At our Friday community day I got to see a demonstration of MS LINQ by Mike Taulty. Being rather busy on projects I haven't had much time to look at it in any detail but Mike's demo of LINQ was enough to amaze me on how easy it was to use LINQ to do direct SQL query's from a .NET language without the need for worrying about creating a data layer with ADO calls. The power of LINQ to also run against business objects, arrays and XML with a simple query language similar to SQL (but without the double quotes et al) was fascinating.
The LINQ demo raised some interesting questions for me I could just imagine trying to implement it on a project and my DBA looking at me and saying "No way! I control that I make the stored procedures you need to put data in and take it out of SQL not LINQ!". I would then say "Yes but with LINQ you can still make the stored procedures and we will just use that". The DBA would then look at me skeptically "Mmm I'm not convinced.."
The DBA aside there are probably other things that need to be taken into account.
- How will best practices for architecting solutions change? In many best practices we've always been thrown the basic principle of keeping the presentation separate from the business logic and then business logic separate from the data layer and the knee bones connected to the thigh bone etc..

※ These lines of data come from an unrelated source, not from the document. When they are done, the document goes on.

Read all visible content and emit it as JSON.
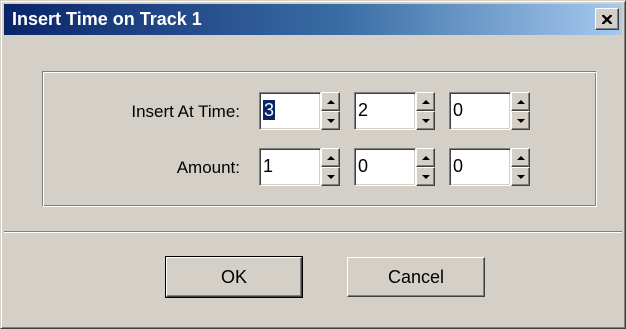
{
  "window": {
    "title": "Insert Time on Track 1",
    "close_icon": "close-icon"
  },
  "form": {
    "insert_at_time": {
      "label": "Insert  At Time:",
      "fields": [
        "3",
        "2",
        "0"
      ]
    },
    "amount": {
      "label": "Amount:",
      "fields": [
        "1",
        "0",
        "0"
      ]
    }
  },
  "buttons": {
    "ok": "OK",
    "cancel": "Cancel"
  },
  "colors": {
    "titlebar_start": "#0a246a",
    "titlebar_end": "#a6caf0",
    "face": "#d4d0c8",
    "selection": "#0a246a"
  }
}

- Will ADO suddenly dissolve into LINQ or will many database providers out there suddenly develop LINQ drivers to make it that much easier for us to slip into this cool technology?
- Will there be a performance hit? Talking to Mike he informs me that Microsoft are attempting to fine tune LINQ so that using it or ADO will be appear almost identical in speed.
I personally can't wait to try it out on a new project!